JTA: Global Jewish News
- 10.15.2007
Latvia protests Putin's Nazi accusation
(JTA) -- Latvia lodged an official protest after Vladimir Putin accused the Baltic states of Nazi glorification.
The Latvian Foreign Ministry expressed its "bewilderment" to Moscow after the Russian president's speech during a meeting with the representatives of the European Jewish Congress in Moscow last week.
During the meeting Putin said that "some Eastern European countries deny the Holocaust, and Latvia and Estonia, in particular, openly glorify Nazis".
Latvian Minister of Education, Tynis Lukas, advised his country "not to pay attention to Putin's words." The minister added that in Russia "there are more Nazi supporters than the entire Latvian or Estonian population".

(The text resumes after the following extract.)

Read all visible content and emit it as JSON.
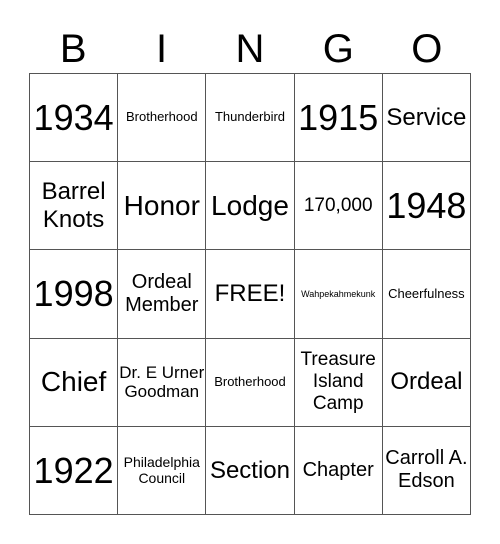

In Latvia and Estonia, former Waffen-SS Legion members get together annually. Estonian authorities removed a Soviet-era "Bronze Soldier" memorial in the country's capital this year that sparkled a crisis between Russia and Estonia
Agence France Presse
- 10.11.2007
Estonia hits back over Putin's "Nazi" remarks
TALLINN, Oct 11, 2007 (AFP) -- Estonia hit back at Russian President Vladimir Putin Thursday for urging the European Union to clamp down on Tallinn's alleged "glorification" of Nazism, saying the Kremlin leader was just an "ordinary politician."
"We do not glorify the Nazis in any way, but Moscow seems very upset that Estonia considers the Nazi era and Stalinism as equally evil and criminal regimes," said Education Minister Tonis Lukas while leading a cabinet session for Prime Minister Andrus Ansip, who is currently overseas.
"There are more neo-Nazis in Russia than Estonians in Estonia," Lukas told reporters after the meeting.
"I think it's time that we start to treat Putin as an ordinary politician and we should not pay too much attention to all he says," Lukas added.
Putin had on Wednesday taken Estonia - which was occupied by the Red Army and then the Nazis during World War II, and subsequently ruled by the victorious Soviet Union until 1991 - to task when he met with leaders of the European Jewish Congress.
Putin alleged that Estonia and neighbouring Latvia, which had the same wartime and Soviet experience, were opening favouring "a glorification of the Nazis and their allies."
Putin claimed that such "facts go unnoticed by the European Union", saying Estonia had failed to condemn war criminals from the Nazi period, and lashing out at Latvia for allowing annual ceremonies to mark the creation of a Latvian force which fought on the German side against the Red Army.
But Estonia's former premier Juhan Parts, who is now economy minister, said it was the Russian leader who couldn't get his facts straight.
"The ongoing Nazi accusations about Estonia that we hear from Moscow indicate that Putin has no information about the real facts on that issue in Estonia," Parts said.
Finance Minister Ivari Padar said such remarks were "insulting", although they "sometimes seem even funny" in Estonia.
"But it's far from funny, because many people outside Estonia might consider that what Moscow says is true, even though it's not," Padar added.
Russia and Estonia have been trading abuse for months, and relations are at their iciest since Tallinn regained its independence in 1991 amid the collapse of the Soviet Union.
The spat kicked off in April when Tallinn decided to move a Soviet-era war memorial from the capital's busy downtown Tallinn to a quiet cemetery -- a step Russian officials called "blasphemous".
For many Estonians, the Bronze Soldier was a symbol of almost five decades of Soviet occupation after World War II.
But for Russians -- and much of Estonia's Russian-speaking minority, which makes up around a quarter of the population of 1.3 million -- moving the monument and the remains dishonoured the memory of soldiers who fought the Nazis.